Superior Tribunal de Justiça

Acórdão

Relator(a)
Ministro Reynaldo Soares da Fonseca
Órgão julgador
Quinta Turma
Data do julgamento
14/09/2021
Data de publicação
20/09/2021

STJ – Acórdão, Rel. Ministro Reynaldo Soares da Fonseca, Quinta Turma, j. 14/09/2021, p. 20/09/2021

Ementa

AGRAVO REGIMENTAL EM HABEAS CORPUS. ART. 217-A, § 1º, DO CÓDIGO PENAL. DOSIMENTRIA DA PENA. EXASPERAÇÃO DA PENA-BASE. GRAVIDADE CONCRETA DA CONDUTA QUE EXTRAPOLA AS ELEMENTARES DO TIPO. PRECEDENTES. REGIME PRISIONAL INICIAL. PENA RECLUSIVA SUPERIOR A 8 ANOS. MANUTENÇÃO DO REGIME PRISIONAL INICIALMENTE FECHADO. AGRAVO REGIMENTAL NÃO PROVIDO. 1. Quanto à fundamentação apresentada pelas instâncias de origem, verifica-se estar baseada nas graves circunstâncias e nas consequências do delito, tendo em vista a conduta extremamente violenta do paciente, a qual foi comprovada pelos diversos hematomas sofridos pela vítima e registrados em laudo pericial, além do fato de ter-lhe sido retirada a virgindade. 2. Diante disso, a fundamentação está baseada em elementos concretos, os quais são aptos a justificar a exasperação da pena-base, exatamente nos termos do previsto no art. 59 do Código Penal.
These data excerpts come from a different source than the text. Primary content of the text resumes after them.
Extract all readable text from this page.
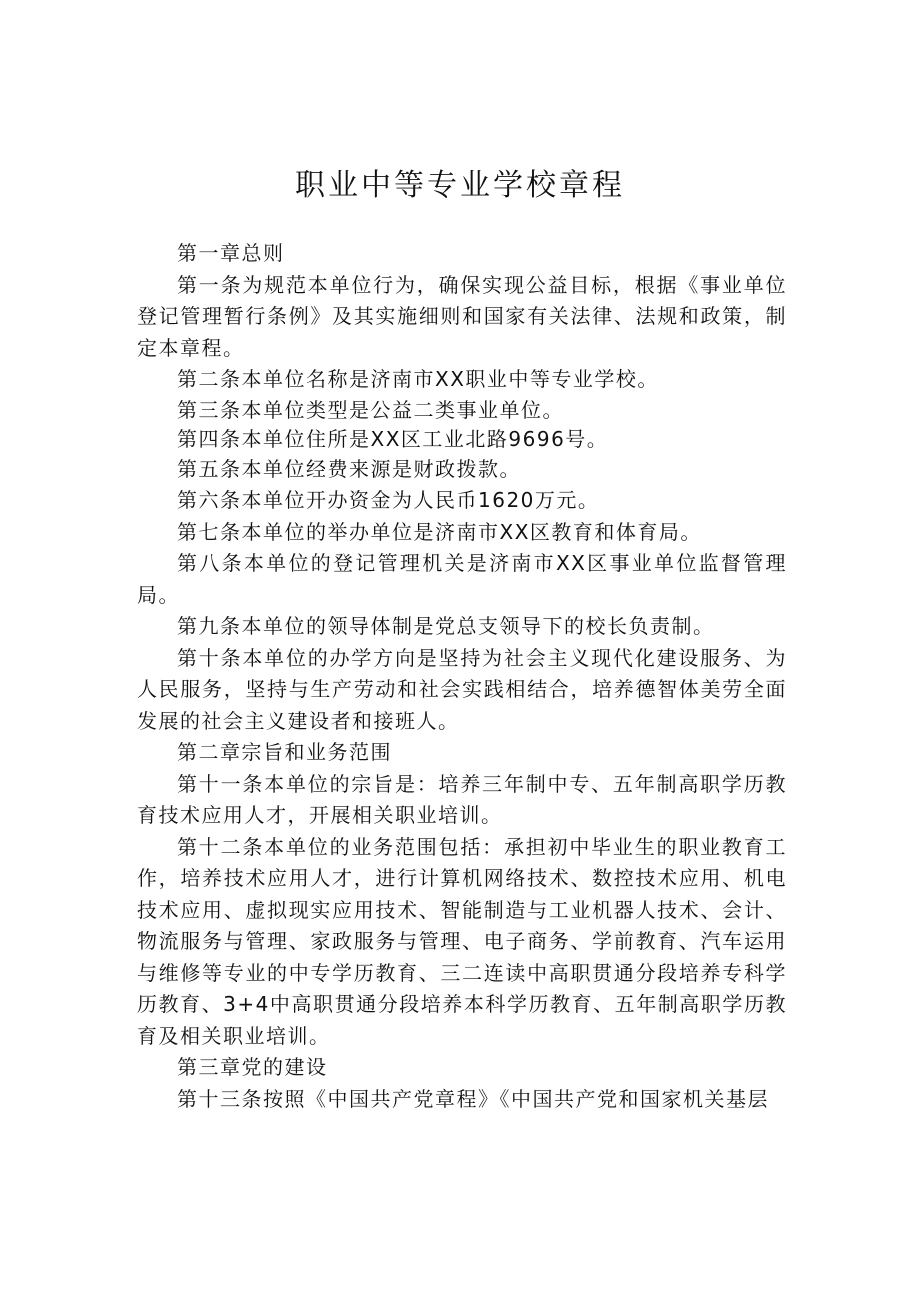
职业中等专业学校章程

第一章总则

第一条为规范本单位行为，确保实现公益目标，根据《事业单位登记管理暂行条例》及其实施细则和国家有关法律、法规和政策，制定本章程。

第二条本单位名称是济南市XX职业中等专业学校。

第三条本单位类型是公益二类事业单位。

第四条本单位住所是XX区工业北路9696号。

第五条本单位经费来源是财政拨款。

第六条本单位开办资金为人民币1620万元。

第七条本单位的举办单位是济南市XX区教育和体育局。

第八条本单位的登记管理机关是济南市XX区事业单位监督管理局。

第九条本单位的领导体制是党总支领导下的校长负责制。

第十条本单位的办学方向是坚持为社会主义现代化建设服务、为人民服务，坚持与生产劳动和社会实践相结合，培养德智体美劳全面发展的社会主义建设者和接班人。

第二章宗旨和业务范围

第十一条本单位的宗旨是：培养三年制中专、五年制高职学历教育技术应用人才，开展相关职业培训。

第十二条本单位的业务范围包括：承担初中毕业生的职业教育工作，培养技术应用人才，进行计算机网络技术、数控技术应用、机电技术应用、虚拟现实应用技术、智能制造与工业机器人技术、会计、物流服务与管理、家政服务与管理、电子商务、学前教育、汽车运用与维修等专业的中专学历教育、三二连读中高职贯通分段培养专科学历教育、3+4中高职贯通分段培养本科学历教育、五年制高职学历教育及相关职业培训。

第三章党的建设

第十三条按照《中国共产党章程》《中国共产党和国家机关基层
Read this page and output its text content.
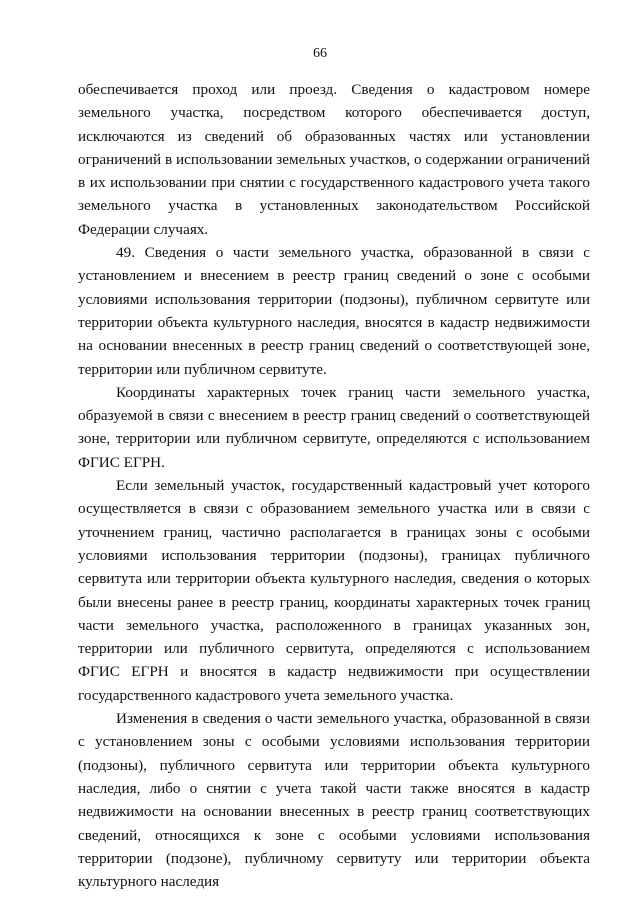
66

обеспечивается проход или проезд. Сведения о кадастровом номере земельного участка, посредством которого обеспечивается доступ, исключаются из сведений об образованных частях или установлении ограничений в использовании земельных участков, о содержании ограничений в их использовании при снятии с государственного кадастрового учета такого земельного участка в установленных законодательством Российской Федерации случаях.

49. Сведения о части земельного участка, образованной в связи с установлением и внесением в реестр границ сведений о зоне с особыми условиями использования территории (подзоны), публичном сервитуте или территории объекта культурного наследия, вносятся в кадастр недвижимости на основании внесенных в реестр границ сведений о соответствующей зоне, территории или публичном сервитуте.

Координаты характерных точек границ части земельного участка, образуемой в связи с внесением в реестр границ сведений о соответствующей зоне, территории или публичном сервитуте, определяются с использованием ФГИС ЕГРН.

Если земельный участок, государственный кадастровый учет которого осуществляется в связи с образованием земельного участка или в связи с уточнением границ, частично располагается в границах зоны с особыми условиями использования территории (подзоны), границах публичного сервитута или территории объекта культурного наследия, сведения о которых были внесены ранее в реестр границ, координаты характерных точек границ части земельного участка, расположенного в границах указанных зон, территории или публичного сервитута, определяются с использованием ФГИС ЕГРН и вносятся в кадастр недвижимости при осуществлении государственного кадастрового учета земельного участка.

Изменения в сведения о части земельного участка, образованной в связи с установлением зоны с особыми условиями использования территории (подзоны), публичного сервитута или территории объекта культурного наследия, либо о снятии с учета такой части также вносятся в кадастр недвижимости на основании внесенных в реестр границ соответствующих сведений, относящихся к зоне с особыми условиями использования территории (подзоне), публичному сервитуту или территории объекта культурного наследия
Não há se falar, assim, em bis in idem, por alegada utilização de elementos inerentes ao tipo penal para exasperar a pena-base, uma vez que a gravidade concreta da conduta imputada ao paciente transborda as elementares do tipo. Precedentes. 3. Quanto ao regime prisional, ante a manutenção da pena reclusiva superior a 8 anos, a aplicação do regime prisional inicialmente fechado está em consonância com o disposto no art. 33, §§ 2º e 3º, do Código Penal. 4. Agravo regimental a que se nega provimento. (AgRg no HC n. 687.966/SP, relator Ministro Reynaldo Soares da Fonseca, Quinta Turma, julgado em 14/9/2021, DJe de 20/9/2021.)